Capítulo 27: Ele viu tudo.

1K 184 58
                                    

Camila tentou me empurrar para que eu a soltasse, enquanto eu ficava praticamente sem reação ao ver que ela estava prestes a cair no choro bem ali, na minha frente.

—Me deixa em paz. Eu vou pra casa sozinha. Não quero falar com você. Não quero... —Ela bateu contra o meu peito quando a prendi contra mim, parecendo ainda mais furiosa. —Não quero olhar pra você. Seu idiota!

—O que diabos você fez? —Carolina indagou atrás de mim, me fazendo girar o rosto e olhar pra ela incrédulo.

—Eu não fiz nada! —Falei, me sentindo completamente traído por ela estar achando que eu tinha feito alguma coisa. —Não sei porque ela está tão furiosa assim.

Não sei porque ela está tão furiosa assim. —Camila resmungou, olhando pra mim como se quisesse arrancar minha cabeça. Eu nunca tinha visto ela bêbada, então era uma surpresa ver que ela ficava tão irritada quando estava nesse estado, mesmo com a expressão de choro. —Eu odeio você!

Prendi a respiração, sentindo o baque daquelas palavras vir mais forte do que eu estava esperando. Repeti a mim mesmo que ela só estava bêbada e não sabia o que estava falando. Carolina, para o seu crédito, ficou quietinha atrás de mim até o Uber chegar, fazendo uma careta ao me ver enfiar Camila no carro, sobre os protestos e xingamentos dela.

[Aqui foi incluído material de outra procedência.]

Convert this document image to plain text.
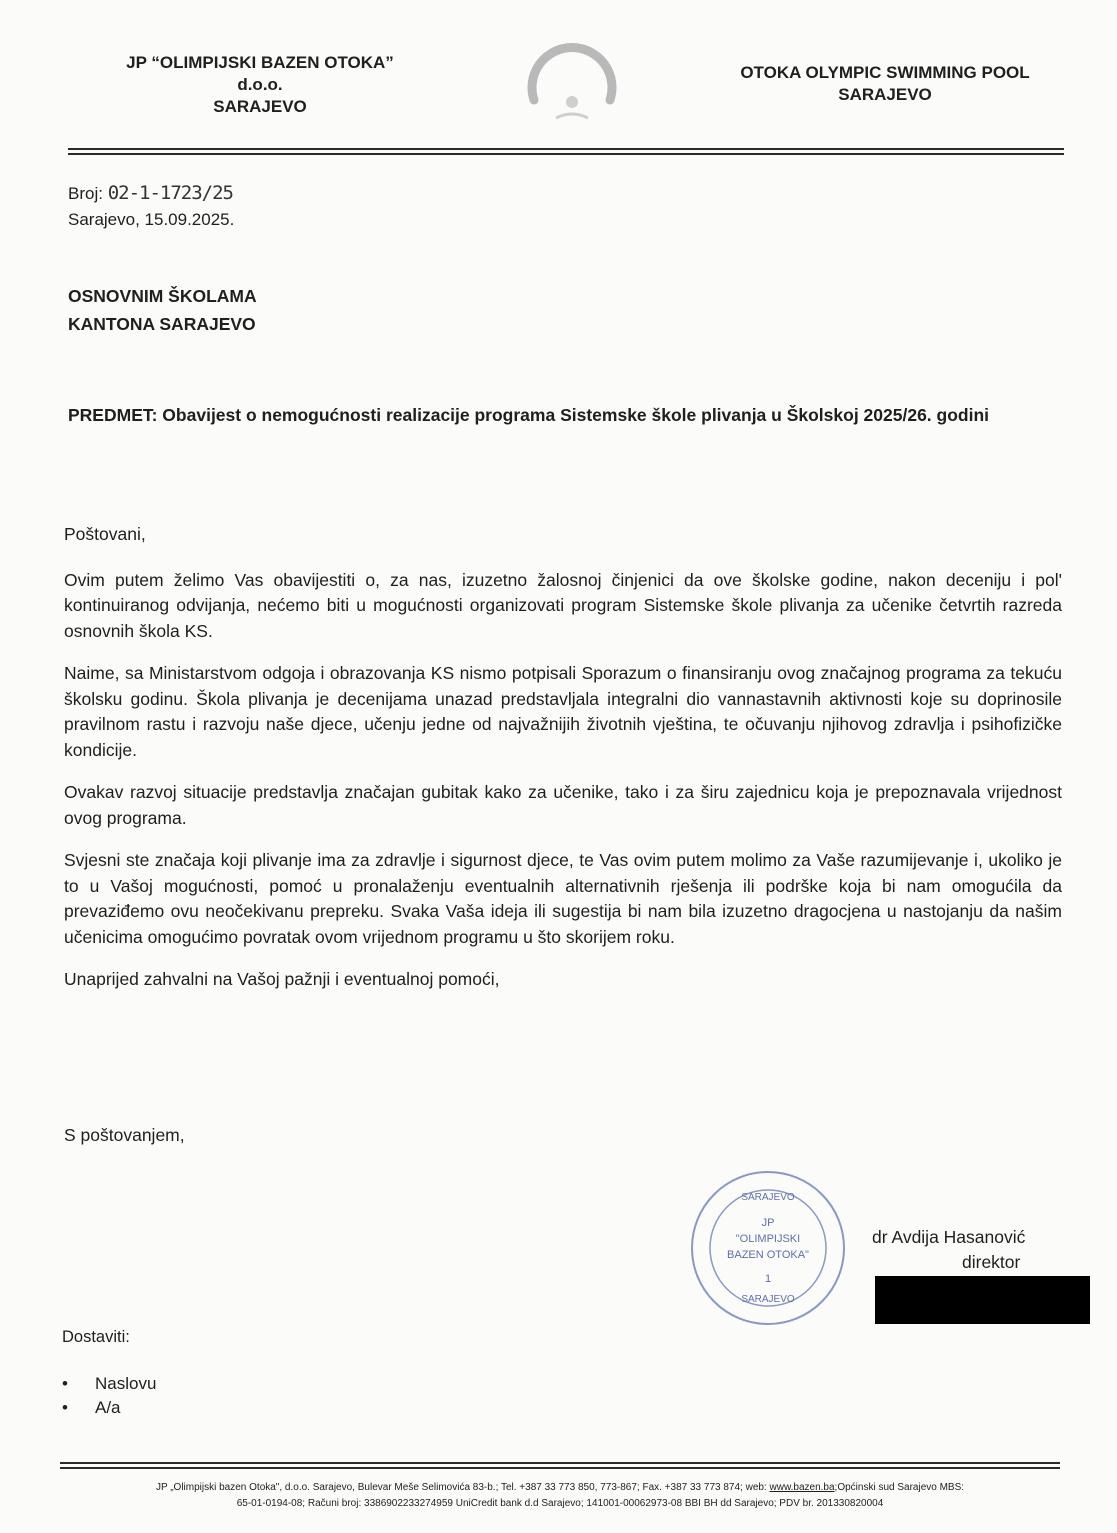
JP “OLIMPIJSKI BAZEN OTOKA”
d.o.o.
SARAJEVO
OTOKA OLYMPIC SWIMMING POOL
SARAJEVO
Broj: 02-1-1723/25
Sarajevo, 15.09.2025.
OSNOVNIM ŠKOLAMA
KANTONA SARAJEVO
PREDMET: Obavijest o nemogućnosti realizacije programa Sistemske škole plivanja u Školskoj 2025/26. godini

Poštovani,

Ovim putem želimo Vas obavijestiti o, za nas, izuzetno žalosnoj činjenici da ove školske godine, nakon deceniju i pol' kontinuiranog odvijanja, nećemo biti u mogućnosti organizovati program Sistemske škole plivanja za učenike četvrtih razreda osnovnih škola KS.

Naime, sa Ministarstvom odgoja i obrazovanja KS nismo potpisali Sporazum o finansiranju ovog značajnog programa za tekuću školsku godinu. Škola plivanja je decenijama unazad predstavljala integralni dio vannastavnih aktivnosti koje su doprinosile pravilnom rastu i razvoju naše djece, učenju jedne od najvažnijih životnih vještina, te očuvanju njihovog zdravlja i psihofizičke kondicije.

Ovakav razvoj situacije predstavlja značajan gubitak kako za učenike, tako i za širu zajednicu koja je prepoznavala vrijednost ovog programa.

Svjesni ste značaja koji plivanje ima za zdravlje i sigurnost djece, te Vas ovim putem molimo za Vaše razumijevanje i, ukoliko je to u Vašoj mogućnosti, pomoć u pronalaženju eventualnih alternativnih rješenja ili podrške koja bi nam omogućila da prevaziđemo ovu neočekivanu prepreku. Svaka Vaša ideja ili sugestija bi nam bila izuzetno dragocjena u nastojanju da našim učenicima omogućimo povratak ovom vrijednom programu u što skorijem roku.

Unaprijed zahvalni na Vašoj pažnji i eventualnoj pomoći,

S poštovanjem,
SARAJEVO
JP
"OLIMPIJSKI
BAZEN OTOKA"
1
SARAJEVO
dr Avdija Hasanović
direktor
Dostaviti:
•	Naslovu
•	A/a
JP „Olimpijski bazen Otoka", d.o.o. Sarajevo, Bulevar Meše Selimovića 83-b.; Tel. +387 33 773 850, 773-867; Fax. +387 33 773 874; web: www.bazen.ba;Općinski sud Sarajevo MBS:
65-01-0194-08; Računi broj: 3386902233274959 UniCredit bank d.d Sarajevo; 141001-00062973-08 BBI BH dd Sarajevo; PDV br. 201330820004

—Você vem com a gente? —Indaguei, olhando para Carolina quando me sentei ao lado de Camila para impedir que ela saísse do caro, já que ela começou a repetir que preferia morar em um cativeiro do que comigo.

—Não, não. Vou deixar você cuidar dela. —Carolina sorriu de forma marota, enquanto eu revirava os olhos e me segurava para não mostrar o dedo do meio pra ela.

—Me avisa quando a Débora chegar. A gente marca de se encontrar. —Falei, me despedindo dela e fechando a porta do Uber. —Para com isso!

Me virei para Camila, passando o cinto nela, observando seus olhos me fuzilarem, como se eu tivesse feito alguma coisa muito grave. Engoli em seco, sentindo a tensão da viagem até em casa quase me esmagar, porque Camila tinha parado de resmungar, mas agora estava de cara feia, com um biquinho furioso nos lábios e as bochechas vermelhas, enquanto mantinha os braços cruzados na frente do peito.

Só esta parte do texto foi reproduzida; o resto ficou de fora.